Dr Robinson and his colleagues noted that limitations of their study included incomplete data, misclassification of bone metastases, and subpar RT in the early calendar time. “To address this issue, we used period analysis, an analytical approach that increases the influence of data from more recent calendar time. Period analysis is arguably the best analysis to inform current treatment decisions.”

Other limitations included lack of data on PSA density and total cancer extent in biopsies in millimeters, both of which influence outcome.

Dr Robinson's team identified study patients using the National Prostate Cancer Register of Sweden.

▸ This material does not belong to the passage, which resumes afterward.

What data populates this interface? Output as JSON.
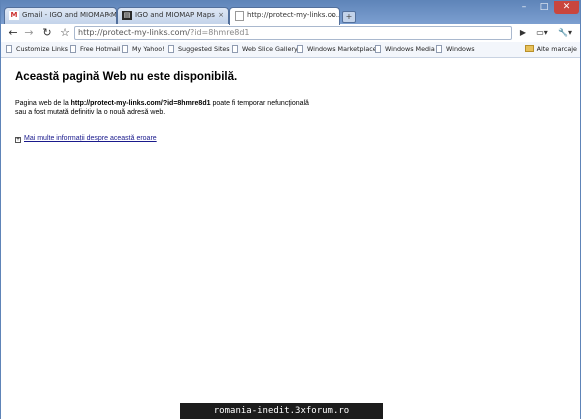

Of the 41,503 patients, 26,449 underwent RP and 15,054 underwent RT. RT recipients were older than those who underwent RP (mean 67 vs 63.1 years), and they had higher T stage, Gleason grade group, PSA level, and proportion of biopsies with cancer.

References

Robinson D, Garmo H, Lissbrant IF, et al. Prostate cancer death after radiotherapy or radical prostatectomy: A nationwide population-based observational study.  Eur Urol 2017; published online ahead of print.